The goodwill litigation stems from the government's decision to let thrifts count goodwill as capital if they acquired ailing peers. Congress voided those deals in 1989, causing scores of thrifts to fail and generating more than 100 breach-of-contract suits. The Supreme Court in 1996 said the government was liable, and a judge is expected to make the first damages award early next year.

A Treasury official said the Justice Department's office of legal counsel, which provides legal opinions to government agencies, ruled last month that the FSLIC fund is responsible for any judgments. The Treasury informed the FDIC of the ruling in late July, the official said.
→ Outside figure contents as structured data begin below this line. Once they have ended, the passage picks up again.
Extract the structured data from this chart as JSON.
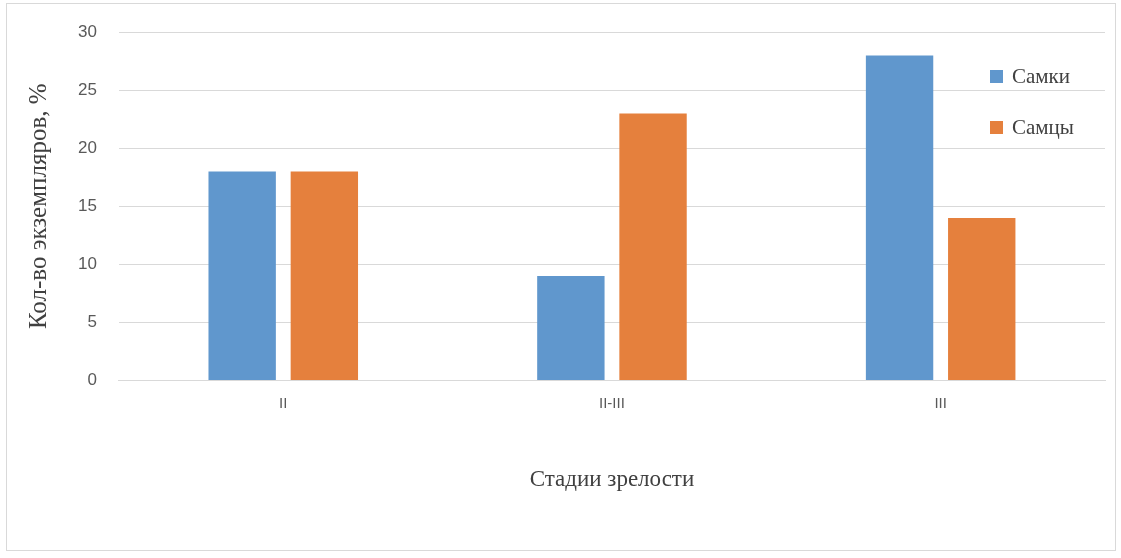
{
  "chart_data": {
    "type": "bar",
    "xlabel": "Стадии зрелости",
    "ylabel": "Кол-во экземпляров, %",
    "categories": [
      "II",
      "II-III",
      "III"
    ],
    "series": [
      {
        "name": "Самки",
        "color": "#6097cd",
        "values": [
          18,
          9,
          28
        ]
      },
      {
        "name": "Самцы",
        "color": "#e5803d",
        "values": [
          18,
          23,
          14
        ]
      }
    ],
    "ylim": [
      0,
      30
    ],
    "yticks": [
      0,
      5,
      10,
      15,
      20,
      25,
      30
    ],
    "grid": "y",
    "legend": "top right"
  }
}
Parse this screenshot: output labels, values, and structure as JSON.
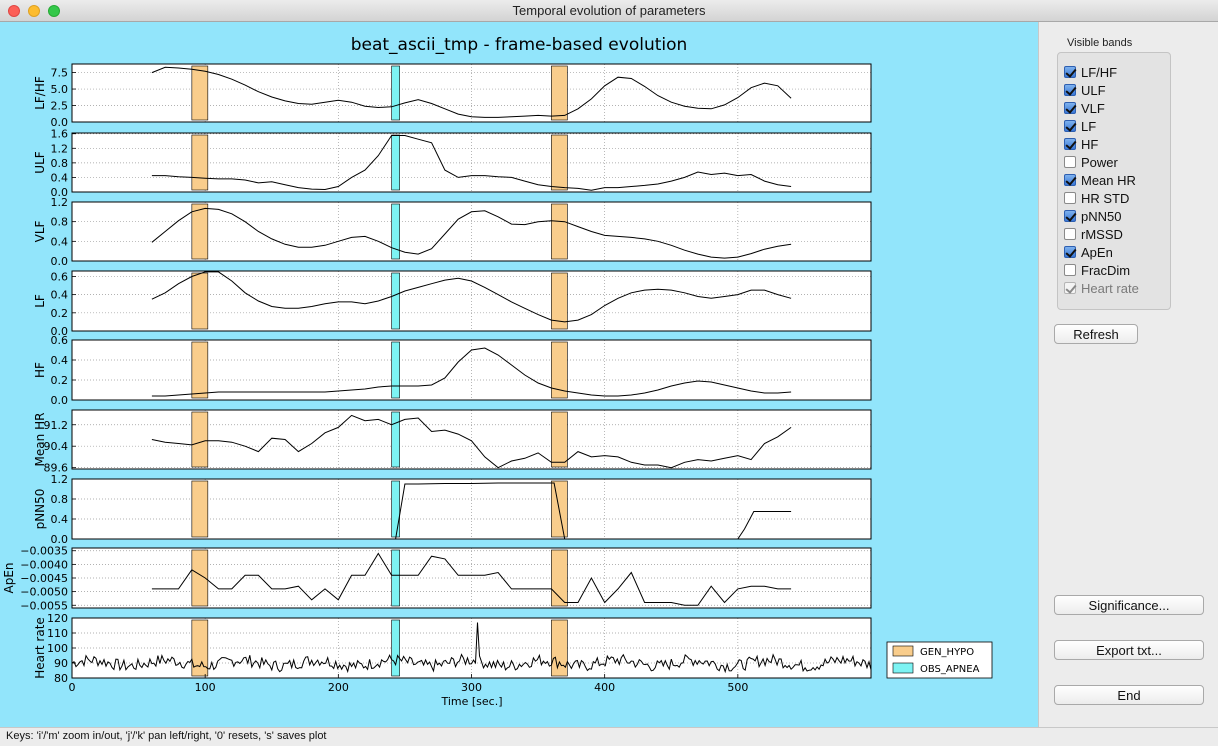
{
  "window": {
    "title": "Temporal evolution of parameters"
  },
  "figure": {
    "title": "beat_ascii_tmp - frame-based evolution",
    "xlabel": "Time [sec.]",
    "x_ticks": [
      "0",
      "100",
      "200",
      "300",
      "400",
      "500"
    ],
    "legend": [
      {
        "label": "GEN_HYPO",
        "color": "#f9cd8c"
      },
      {
        "label": "OBS_APNEA",
        "color": "#7df3f3"
      }
    ]
  },
  "chart_data": [
    {
      "type": "line",
      "ylabel": "LF/HF",
      "xlim": [
        0,
        600
      ],
      "ylim": [
        0,
        8.8
      ],
      "yticks": [
        "0.0",
        "2.5",
        "5.0",
        "7.5"
      ],
      "x": [
        60,
        70,
        80,
        90,
        100,
        110,
        120,
        130,
        140,
        150,
        160,
        170,
        180,
        190,
        200,
        210,
        220,
        230,
        240,
        250,
        260,
        270,
        280,
        290,
        300,
        310,
        320,
        330,
        340,
        350,
        360,
        370,
        380,
        390,
        400,
        410,
        420,
        430,
        440,
        450,
        460,
        470,
        480,
        490,
        500,
        510,
        520,
        530,
        540
      ],
      "values": [
        7.5,
        8.3,
        8.2,
        8.0,
        7.7,
        7.2,
        6.5,
        5.6,
        4.6,
        3.8,
        3.2,
        2.8,
        2.7,
        3.0,
        3.3,
        3.0,
        2.4,
        2.2,
        2.3,
        2.9,
        3.4,
        2.8,
        2.0,
        1.2,
        0.8,
        0.7,
        0.7,
        0.8,
        0.9,
        1.0,
        0.9,
        1.0,
        2.0,
        3.5,
        5.5,
        6.8,
        6.6,
        5.4,
        4.0,
        3.0,
        2.4,
        2.1,
        2.0,
        2.6,
        3.7,
        5.2,
        5.9,
        5.5,
        3.6
      ]
    },
    {
      "type": "line",
      "ylabel": "ULF",
      "xlim": [
        0,
        600
      ],
      "ylim": [
        0,
        1.62
      ],
      "yticks": [
        "0.0",
        "0.4",
        "0.8",
        "1.2",
        "1.6"
      ],
      "x": [
        60,
        70,
        80,
        90,
        100,
        110,
        120,
        130,
        140,
        150,
        160,
        170,
        180,
        190,
        200,
        210,
        220,
        230,
        240,
        250,
        260,
        270,
        280,
        290,
        300,
        310,
        320,
        330,
        340,
        350,
        360,
        370,
        380,
        390,
        400,
        410,
        420,
        430,
        440,
        450,
        460,
        470,
        480,
        490,
        500,
        510,
        520,
        530,
        540
      ],
      "values": [
        0.45,
        0.45,
        0.42,
        0.4,
        0.38,
        0.36,
        0.36,
        0.33,
        0.25,
        0.28,
        0.2,
        0.12,
        0.08,
        0.07,
        0.15,
        0.4,
        0.6,
        1.0,
        1.55,
        1.55,
        1.45,
        1.35,
        0.6,
        0.4,
        0.45,
        0.45,
        0.42,
        0.4,
        0.3,
        0.2,
        0.15,
        0.12,
        0.1,
        0.05,
        0.12,
        0.12,
        0.15,
        0.18,
        0.22,
        0.3,
        0.4,
        0.55,
        0.48,
        0.52,
        0.45,
        0.48,
        0.3,
        0.2,
        0.15
      ]
    },
    {
      "type": "line",
      "ylabel": "VLF",
      "xlim": [
        0,
        600
      ],
      "ylim": [
        0,
        1.2
      ],
      "yticks": [
        "0.0",
        "0.4",
        "0.8",
        "1.2"
      ],
      "x": [
        60,
        70,
        80,
        90,
        100,
        110,
        120,
        130,
        140,
        150,
        160,
        170,
        180,
        190,
        200,
        210,
        220,
        230,
        240,
        250,
        260,
        270,
        280,
        290,
        300,
        310,
        320,
        330,
        340,
        350,
        360,
        370,
        380,
        390,
        400,
        410,
        420,
        430,
        440,
        450,
        460,
        470,
        480,
        490,
        500,
        510,
        520,
        530,
        540
      ],
      "values": [
        0.38,
        0.6,
        0.82,
        1.0,
        1.07,
        1.05,
        0.96,
        0.8,
        0.6,
        0.45,
        0.34,
        0.28,
        0.28,
        0.32,
        0.4,
        0.48,
        0.5,
        0.4,
        0.27,
        0.18,
        0.14,
        0.25,
        0.55,
        0.85,
        1.0,
        1.02,
        0.9,
        0.75,
        0.74,
        0.8,
        0.82,
        0.8,
        0.7,
        0.6,
        0.52,
        0.5,
        0.48,
        0.45,
        0.4,
        0.32,
        0.22,
        0.14,
        0.08,
        0.06,
        0.08,
        0.15,
        0.24,
        0.3,
        0.34
      ]
    },
    {
      "type": "line",
      "ylabel": "LF",
      "xlim": [
        0,
        600
      ],
      "ylim": [
        0,
        0.66
      ],
      "yticks": [
        "0.0",
        "0.2",
        "0.4",
        "0.6"
      ],
      "x": [
        60,
        70,
        80,
        90,
        100,
        110,
        120,
        130,
        140,
        150,
        160,
        170,
        180,
        190,
        200,
        210,
        220,
        230,
        240,
        250,
        260,
        270,
        280,
        290,
        300,
        310,
        320,
        330,
        340,
        350,
        360,
        370,
        380,
        390,
        400,
        410,
        420,
        430,
        440,
        450,
        460,
        470,
        480,
        490,
        500,
        510,
        520,
        530,
        540
      ],
      "values": [
        0.35,
        0.42,
        0.52,
        0.6,
        0.65,
        0.65,
        0.55,
        0.42,
        0.33,
        0.27,
        0.25,
        0.25,
        0.27,
        0.3,
        0.32,
        0.32,
        0.3,
        0.33,
        0.38,
        0.44,
        0.48,
        0.52,
        0.56,
        0.58,
        0.55,
        0.48,
        0.4,
        0.32,
        0.25,
        0.18,
        0.12,
        0.1,
        0.12,
        0.18,
        0.28,
        0.36,
        0.42,
        0.45,
        0.46,
        0.45,
        0.42,
        0.38,
        0.36,
        0.38,
        0.4,
        0.45,
        0.45,
        0.4,
        0.36
      ]
    },
    {
      "type": "line",
      "ylabel": "HF",
      "xlim": [
        0,
        600
      ],
      "ylim": [
        0,
        0.6
      ],
      "yticks": [
        "0.0",
        "0.2",
        "0.4",
        "0.6"
      ],
      "x": [
        60,
        70,
        80,
        90,
        100,
        110,
        120,
        130,
        140,
        150,
        160,
        170,
        180,
        190,
        200,
        210,
        220,
        230,
        240,
        250,
        260,
        270,
        280,
        290,
        300,
        310,
        320,
        330,
        340,
        350,
        360,
        370,
        380,
        390,
        400,
        410,
        420,
        430,
        440,
        450,
        460,
        470,
        480,
        490,
        500,
        510,
        520,
        530,
        540
      ],
      "values": [
        0.04,
        0.04,
        0.05,
        0.06,
        0.07,
        0.08,
        0.08,
        0.08,
        0.08,
        0.08,
        0.08,
        0.08,
        0.08,
        0.08,
        0.09,
        0.1,
        0.11,
        0.13,
        0.14,
        0.14,
        0.14,
        0.15,
        0.22,
        0.38,
        0.5,
        0.52,
        0.45,
        0.35,
        0.25,
        0.17,
        0.12,
        0.09,
        0.07,
        0.05,
        0.04,
        0.04,
        0.05,
        0.07,
        0.1,
        0.14,
        0.17,
        0.19,
        0.18,
        0.15,
        0.12,
        0.09,
        0.07,
        0.07,
        0.08
      ]
    },
    {
      "type": "line",
      "ylabel": "Mean HR",
      "xlim": [
        0,
        600
      ],
      "ylim": [
        89.55,
        91.75
      ],
      "yticks": [
        "89.6",
        "90.4",
        "91.2"
      ],
      "x": [
        60,
        70,
        80,
        90,
        100,
        110,
        120,
        130,
        140,
        150,
        160,
        170,
        180,
        190,
        200,
        210,
        220,
        230,
        240,
        250,
        260,
        270,
        280,
        290,
        300,
        310,
        320,
        330,
        340,
        350,
        360,
        370,
        380,
        390,
        400,
        410,
        420,
        430,
        440,
        450,
        460,
        470,
        480,
        490,
        500,
        510,
        520,
        530,
        540
      ],
      "values": [
        90.65,
        90.55,
        90.5,
        90.45,
        90.6,
        90.6,
        90.55,
        90.4,
        90.2,
        90.7,
        90.65,
        90.2,
        90.5,
        90.9,
        91.1,
        91.55,
        91.35,
        91.4,
        91.2,
        91.4,
        91.45,
        90.95,
        91.0,
        90.85,
        90.6,
        90.0,
        89.6,
        89.85,
        89.95,
        90.15,
        89.8,
        89.8,
        90.2,
        90.0,
        90.05,
        90.0,
        89.8,
        89.7,
        89.7,
        89.6,
        89.8,
        89.9,
        89.85,
        89.95,
        90.05,
        89.9,
        90.5,
        90.75,
        91.1
      ]
    },
    {
      "type": "line",
      "ylabel": "pNN50",
      "xlim": [
        0,
        600
      ],
      "ylim": [
        0,
        1.2
      ],
      "yticks": [
        "0.0",
        "0.4",
        "0.8",
        "1.2"
      ],
      "x": [
        240,
        243,
        250,
        260,
        280,
        300,
        320,
        340,
        355,
        362,
        370,
        500,
        505,
        512,
        540
      ],
      "values": [
        0,
        0,
        1.1,
        1.1,
        1.11,
        1.11,
        1.12,
        1.12,
        1.12,
        1.12,
        0,
        0,
        0.2,
        0.55,
        0.55
      ]
    },
    {
      "type": "line",
      "ylabel": "ApEn",
      "xlim": [
        0,
        600
      ],
      "ylim": [
        -0.0056,
        -0.0034
      ],
      "yticks": [
        "−0.0055",
        "−0.0050",
        "−0.0045",
        "−0.0040",
        "−0.0035"
      ],
      "x": [
        60,
        70,
        80,
        90,
        100,
        110,
        120,
        130,
        140,
        150,
        160,
        170,
        180,
        190,
        200,
        210,
        220,
        230,
        240,
        250,
        260,
        270,
        280,
        290,
        300,
        310,
        320,
        330,
        340,
        350,
        360,
        370,
        380,
        390,
        400,
        410,
        420,
        430,
        440,
        450,
        460,
        470,
        480,
        490,
        500,
        510,
        520,
        530,
        540
      ],
      "values": [
        -0.0049,
        -0.0049,
        -0.0049,
        -0.0042,
        -0.0045,
        -0.0049,
        -0.0049,
        -0.0044,
        -0.0044,
        -0.0049,
        -0.0049,
        -0.0048,
        -0.0053,
        -0.0049,
        -0.0053,
        -0.0044,
        -0.0044,
        -0.0036,
        -0.0044,
        -0.0044,
        -0.0044,
        -0.0037,
        -0.0038,
        -0.0044,
        -0.0044,
        -0.0044,
        -0.0043,
        -0.0049,
        -0.0049,
        -0.0049,
        -0.0049,
        -0.0054,
        -0.0054,
        -0.0045,
        -0.0054,
        -0.0049,
        -0.0043,
        -0.0054,
        -0.0054,
        -0.0054,
        -0.0055,
        -0.0055,
        -0.0048,
        -0.0054,
        -0.0049,
        -0.0048,
        -0.0048,
        -0.0049,
        -0.0049
      ]
    },
    {
      "type": "line",
      "ylabel": "Heart rate",
      "xlim": [
        0,
        600
      ],
      "ylim": [
        80,
        120
      ],
      "yticks": [
        "80",
        "90",
        "100",
        "110",
        "120"
      ],
      "x_start": 0,
      "x_end": 600,
      "baseline": 90,
      "spike_x": 305,
      "spike_value": 117
    }
  ],
  "annotations": {
    "GEN_HYPO_intervals": [
      [
        90,
        102
      ],
      [
        360,
        372
      ]
    ],
    "OBS_APNEA_intervals": [
      [
        240,
        246
      ]
    ]
  },
  "panel": {
    "group_title": "Visible bands",
    "bands": [
      {
        "label": "LF/HF",
        "checked": true,
        "enabled": true
      },
      {
        "label": "ULF",
        "checked": true,
        "enabled": true
      },
      {
        "label": "VLF",
        "checked": true,
        "enabled": true
      },
      {
        "label": "LF",
        "checked": true,
        "enabled": true
      },
      {
        "label": "HF",
        "checked": true,
        "enabled": true
      },
      {
        "label": "Power",
        "checked": false,
        "enabled": true
      },
      {
        "label": "Mean HR",
        "checked": true,
        "enabled": true
      },
      {
        "label": "HR STD",
        "checked": false,
        "enabled": true
      },
      {
        "label": "pNN50",
        "checked": true,
        "enabled": true
      },
      {
        "label": "rMSSD",
        "checked": false,
        "enabled": true
      },
      {
        "label": "ApEn",
        "checked": true,
        "enabled": true
      },
      {
        "label": "FracDim",
        "checked": false,
        "enabled": true
      },
      {
        "label": "Heart rate",
        "checked": true,
        "enabled": false
      }
    ],
    "refresh_label": "Refresh",
    "significance_label": "Significance...",
    "export_label": "Export txt...",
    "end_label": "End"
  },
  "statusbar": {
    "text": "Keys: 'i'/'m' zoom in/out, 'j'/'k' pan left/right, '0' resets, 's' saves plot"
  }
}
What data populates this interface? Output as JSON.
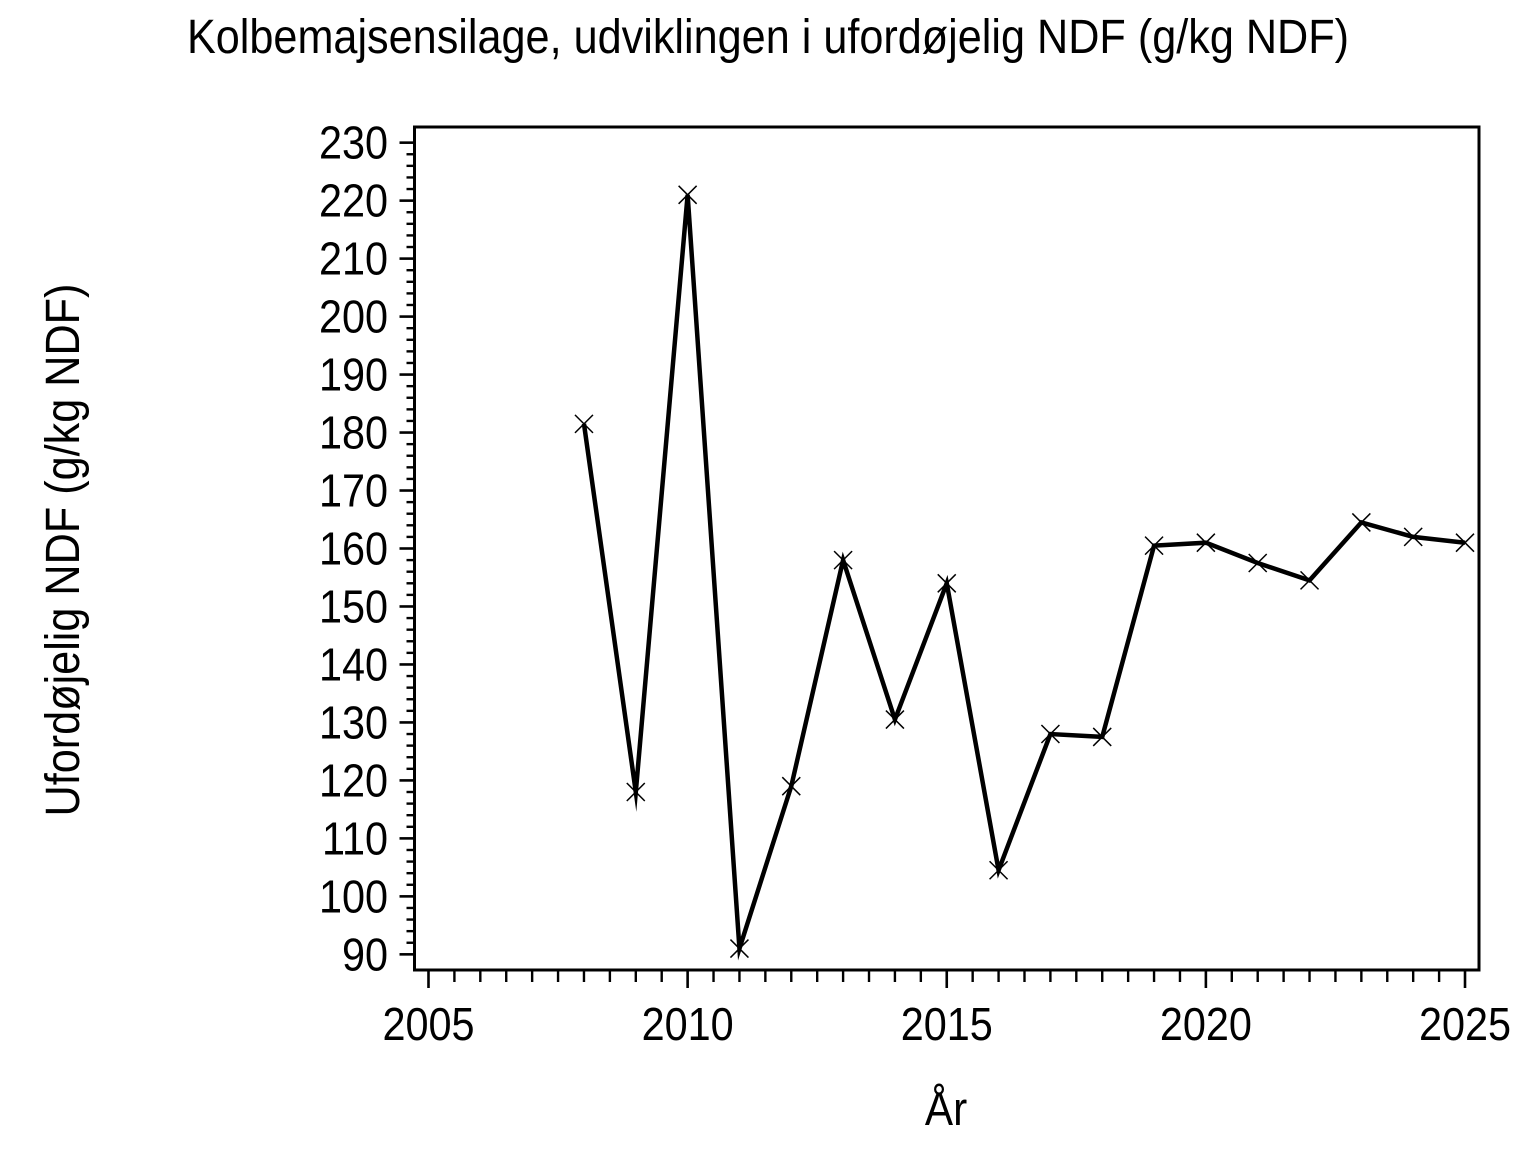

In its earnings report, the FDIC warned that the FSLIC fund would go broke if forced to pay all goodwill judgments, which could exceed $20 billion. "Congress may need to appropriate additional funds," the FDIC said.

Lawyers involved in goodwill litigation were split on the significance of the decision. Rosemary Stewart, a partner in the Washington office of the Spriggs & Hollingsworth law firm, said claims should be paid from the Justice Department-administered judgment fund. "If any other fund is the source of your payment, there is no guarantee that you will get your money," she said.

But Charles J. Cooper, a partner at the Washington law firm Cooper, Carvin & Rosenthal, said he expects the government to make good on any judgment, no matter where the funds come from.

James Chessen, chief economist at the American Bankers Association, said he is concerned that someday policymakers will want to tap the deposit insurance funds' $38.5 billion in reserves.